There is an urgent need to align investments in new production capacity in the steel sector with the goal of peaking and reducing CO2 emissions before 2025.
- Chinese steel firms are making significant investments in new, coal-based steelmaking capacity. Companies received approvals from provincial governments for 384.3 million tonnes per annum (Mtpa) of new ironmaking capacity, and 425.9 Mtpa new steelmaking capacity from 2017 until the first half of 2023. On average, approximately 30 Mtpa steelmaking capacity was approved every six months, which is almost equal to the total steel capacity of Germany. These new approvals are under the capacity replacement policy, which requires a larger quantity of existing capacity to be retired for all new capacity that is added.
- Approximately 90% of crude steel production in China is using coal-based blast furnace–basic oxygen furnace (BF–BOF) routes, wherein coal is used to extract oxygen from iron ore in BF. This method generates significant carbon emissions, thereby contributing substantially to the high carbon emission intensity in China’s steel sector. However, new iron and steel capacity is continuously dominated by the BF–BOF route. Blast furnaces (BF) account for about 99% of the new ironmaking capacity and basic oxygen furnaces (BOF) account for 70% of the new steelmaking capacity approved in 2017–2023 H1. That is to say, at least one-quarter of China’s existing steelmaking capacity has been renewed to further lock in carbon intensive production during their 40-year lifespan.
- In spite of the ‘dual carbon’ goal pledge announced in 2020, during 2021–2023 H1 there was a total 119.8 Mtpa BF and 76.6 Mtpa BOF approved. To meet the 2060 carbon neutrality goal requires early retirement of carbon-intensive steelmaking facilities. Therefore, the new BF–BOF approved after 2020 alone would result in nearly USD 100 billion (CNY 700 billion) in stranded assets.

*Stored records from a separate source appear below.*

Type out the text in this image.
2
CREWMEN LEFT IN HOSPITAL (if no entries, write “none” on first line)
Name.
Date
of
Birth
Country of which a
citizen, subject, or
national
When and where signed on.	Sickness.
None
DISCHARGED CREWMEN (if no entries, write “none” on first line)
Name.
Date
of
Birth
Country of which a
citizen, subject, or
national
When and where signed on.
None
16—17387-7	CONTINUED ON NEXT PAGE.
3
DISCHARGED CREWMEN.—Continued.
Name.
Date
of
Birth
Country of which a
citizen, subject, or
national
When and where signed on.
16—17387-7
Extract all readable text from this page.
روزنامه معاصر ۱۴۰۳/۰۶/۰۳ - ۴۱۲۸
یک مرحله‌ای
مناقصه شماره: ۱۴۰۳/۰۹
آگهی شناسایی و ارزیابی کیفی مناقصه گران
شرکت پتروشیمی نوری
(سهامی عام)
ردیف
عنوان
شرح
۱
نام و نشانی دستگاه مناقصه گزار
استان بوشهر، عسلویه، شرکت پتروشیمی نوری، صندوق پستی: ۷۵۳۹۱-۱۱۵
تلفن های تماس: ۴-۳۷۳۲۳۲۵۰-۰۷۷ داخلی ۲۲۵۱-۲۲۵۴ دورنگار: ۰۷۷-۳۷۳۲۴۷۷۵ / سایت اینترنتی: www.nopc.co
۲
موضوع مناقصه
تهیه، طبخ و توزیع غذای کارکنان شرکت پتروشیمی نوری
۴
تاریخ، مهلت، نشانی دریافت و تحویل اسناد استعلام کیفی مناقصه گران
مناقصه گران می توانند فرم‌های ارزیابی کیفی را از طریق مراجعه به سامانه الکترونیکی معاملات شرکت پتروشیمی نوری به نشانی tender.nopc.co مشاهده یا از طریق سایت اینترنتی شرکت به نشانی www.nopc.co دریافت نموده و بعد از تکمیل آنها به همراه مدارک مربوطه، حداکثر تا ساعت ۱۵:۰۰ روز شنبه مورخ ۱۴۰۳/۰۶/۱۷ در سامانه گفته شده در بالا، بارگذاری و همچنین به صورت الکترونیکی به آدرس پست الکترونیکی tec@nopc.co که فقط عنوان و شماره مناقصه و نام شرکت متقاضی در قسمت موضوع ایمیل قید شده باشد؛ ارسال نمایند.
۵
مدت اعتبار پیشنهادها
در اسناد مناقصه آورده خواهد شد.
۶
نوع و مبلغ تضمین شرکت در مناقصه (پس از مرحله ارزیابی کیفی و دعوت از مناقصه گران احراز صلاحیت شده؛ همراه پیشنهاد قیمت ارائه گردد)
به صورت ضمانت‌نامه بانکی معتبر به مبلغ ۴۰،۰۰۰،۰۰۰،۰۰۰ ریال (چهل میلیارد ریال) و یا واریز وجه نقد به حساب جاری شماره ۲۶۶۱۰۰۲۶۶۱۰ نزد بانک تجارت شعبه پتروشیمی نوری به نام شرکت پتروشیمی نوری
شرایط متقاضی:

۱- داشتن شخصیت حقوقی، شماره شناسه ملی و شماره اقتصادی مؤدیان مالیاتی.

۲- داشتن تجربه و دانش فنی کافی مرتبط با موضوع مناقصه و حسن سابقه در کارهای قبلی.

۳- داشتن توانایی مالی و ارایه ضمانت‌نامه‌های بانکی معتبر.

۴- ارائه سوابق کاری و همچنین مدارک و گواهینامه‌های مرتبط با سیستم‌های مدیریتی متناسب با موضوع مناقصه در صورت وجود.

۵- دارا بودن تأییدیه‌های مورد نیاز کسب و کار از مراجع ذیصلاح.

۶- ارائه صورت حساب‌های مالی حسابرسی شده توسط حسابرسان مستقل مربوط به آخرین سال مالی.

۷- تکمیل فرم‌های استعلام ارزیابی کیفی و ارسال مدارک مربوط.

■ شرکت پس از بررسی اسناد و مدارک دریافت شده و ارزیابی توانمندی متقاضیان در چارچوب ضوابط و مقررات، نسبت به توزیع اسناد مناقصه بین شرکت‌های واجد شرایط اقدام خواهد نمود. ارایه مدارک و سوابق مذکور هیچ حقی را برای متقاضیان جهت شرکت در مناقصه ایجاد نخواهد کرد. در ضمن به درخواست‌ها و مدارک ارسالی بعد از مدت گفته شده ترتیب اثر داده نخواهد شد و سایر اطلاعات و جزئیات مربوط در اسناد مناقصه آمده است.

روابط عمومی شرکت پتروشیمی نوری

- We also saw promising progress on shifting investments into facilities that are less carbon-intensive. New proposed electric arc furnace (EAF) projects significantly increased in 2021–2023 H1, with a total capacity of 52.5 Mtpa approved. EAF steelmaking is promoted under the latest capacity replacement policy. The share of EAF in the newly announced steelmaking capacity grew to 30-40% from 2021. Several non-BF projects with a total capacity of 4.7 Mtpa, applying incremental technology or zero-emission technology in the ironmaking process also received approval.
- By 2025, nearly all new permitted iron and steel projects will commence operations. Through these replacements, approximately 40% of China’s iron and steelmaking capacity will be renewed. China’s steel capacity replacement policy requires steel firms to present both “exit” capacity and “addition” capacity in the capacity replacement application. The exit capacity needs to be larger or equal to the addition capacity, which could ensure a net capacity reduction. However, in practice, effective operating capacity might increase, worsening the excess supply in the market. This is because some of the “exit” iron and steelmaking facilities have remained idle for years, and even though they are not a part of currently effective operating capacity, steel companies use these idle capacities as allocation to apply for new capacity approvals under the capacity replacement policy. In this case, when the new facilities commerce operation, the effective operating capacity will exhibit a net increase.
- The majority, specifically 69%, of the new iron and steel projects development are spearheaded by private steel enterprises, followed by regional state-owned enterprises and central state-owned enterprises, accounting for 26% and 5%, respectively.
- Include the steel sector in China’s emissions trading system (ETS) within the 14th five-year-plan period, and the emissions trading system should shift from an intensity-based allocation to an absolute cap.
- Limit new investments in blast furnace capacity and speed up the adoption of electric arc furnaces and hydrogen-based steelmaking technology, to peak CO2 emissions from the iron and steel sector before 2025.